Yeganeh Reuven 4
Research Summary
AI-generated summary
BiomX (PHGE) 10% Owner Yeganeh Reuven Sells Shares
What Happened Yeganeh Reuven, reported as a 10% owner (via Pyu Pyu Capital, LLC), converted Series Y convertible preferred stock into common stock and then sold the resulting securities across March 16–17, 2026. The filing shows conversions of 450,000 shares (3/16) and 530,000 shares (3/17) at a $2.00 conversion price (total cost $1,960,000), and multiple disposals/sales totaling approximately 5,980,000 shares that generated roughly $29,972,000 in proceeds. Several small conversion/disposition line items at $0.00 were also reported (900 and 1,060 shares). Overall the transactions show acquisitions via conversion followed by substantial sales (net material sell activity).
Key Details
- Transaction dates: March 16–17, 2026; Form 4 filed March 18, 2026.
- Conversions (acquisitions): 450,000 @ $2.00 on 3/16 ($900,000); 530,000 @ $2.00 on 3/17 ($1,060,000). Total converted = 980,000 shares ($1,960,000).
- Sales (dispositions): 450,000 @ $5.00; 530,000 @ $5.00; 1,300,000 @ $5.00; 2,000,000 @ $5.24; 1,700,000 @ $4.76 — total ≈ 5,980,000 shares for ≈ $29,972,000.
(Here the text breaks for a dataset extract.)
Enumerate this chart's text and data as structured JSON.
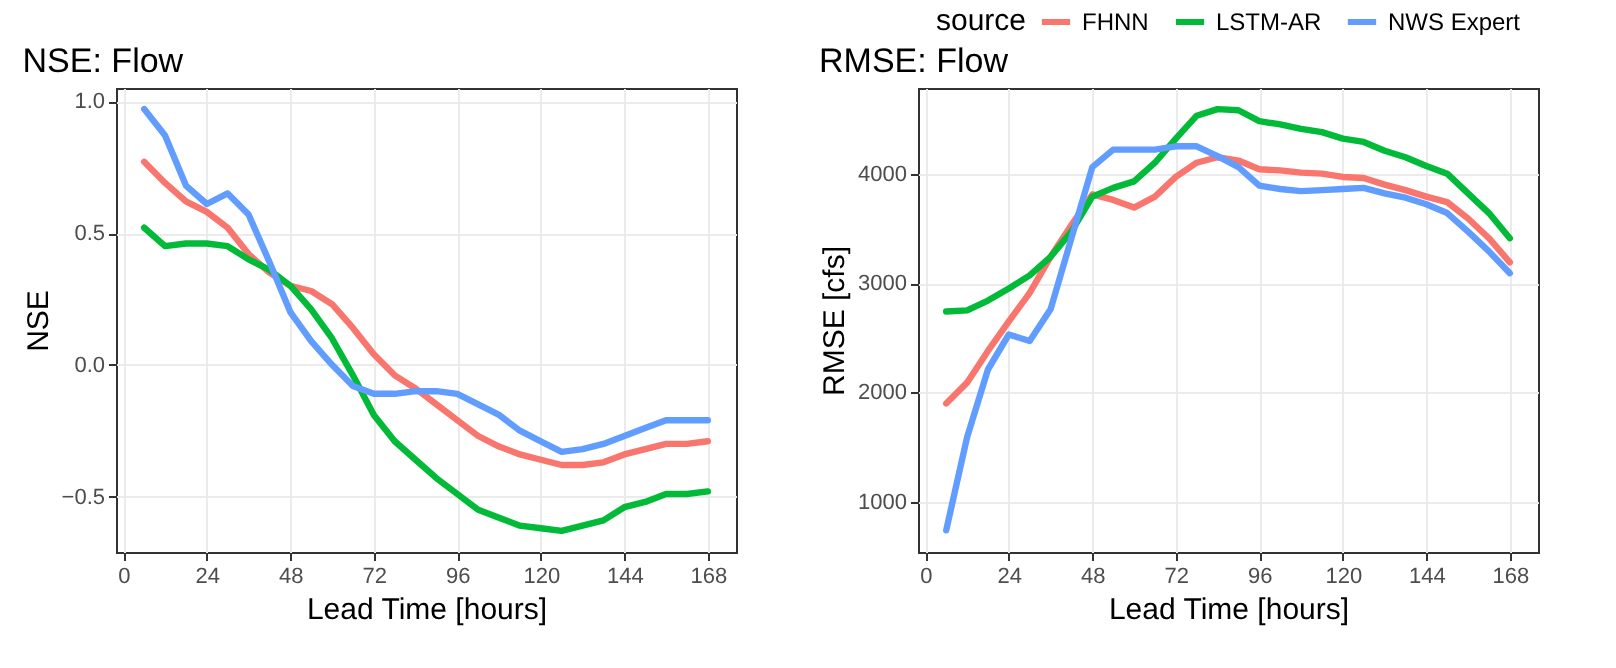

- Footnotes: F1 — conversions were from Series Y Convertible Preferred at $2.00/share. F2 — reported securities are directly owned by Pyu Pyu Capital, LLC; Reuven is sole member and disclaims beneficial ownership except pecuniary interest. F3 — some common-stock sales were private transactions at $5.00/share. F4 — warrants were sold in private transactions at the stated prices.
- Shares owned after the transactions are not specified in the filing.
- Filing timeliness: Form 4 filed 3/18/2026 reporting 3/16–3/17 transactions; no late filing flag noted.
Context
- These were conversions of preferred shares into common (a form of purchase/acquisition) followed by sales; conversions reduced preferred holdings and increased common shares available for sale. Because converted shares were immediately or shortly thereafter sold, this resembles a conversion + sale (not a long-term buy-and-hold purchase).
- As a reported 10% owner acting through an LLC, this is institutional/major-holder activity rather than routine executive compensation trades; the filing’s footnote clarifies the ownership structure.
- Sales included private transactions (per footnotes) and sales of derivative-related securities (warrants) at specified private prices. These items are factual disclosures and do not necessarily indicate the insider’s investment view.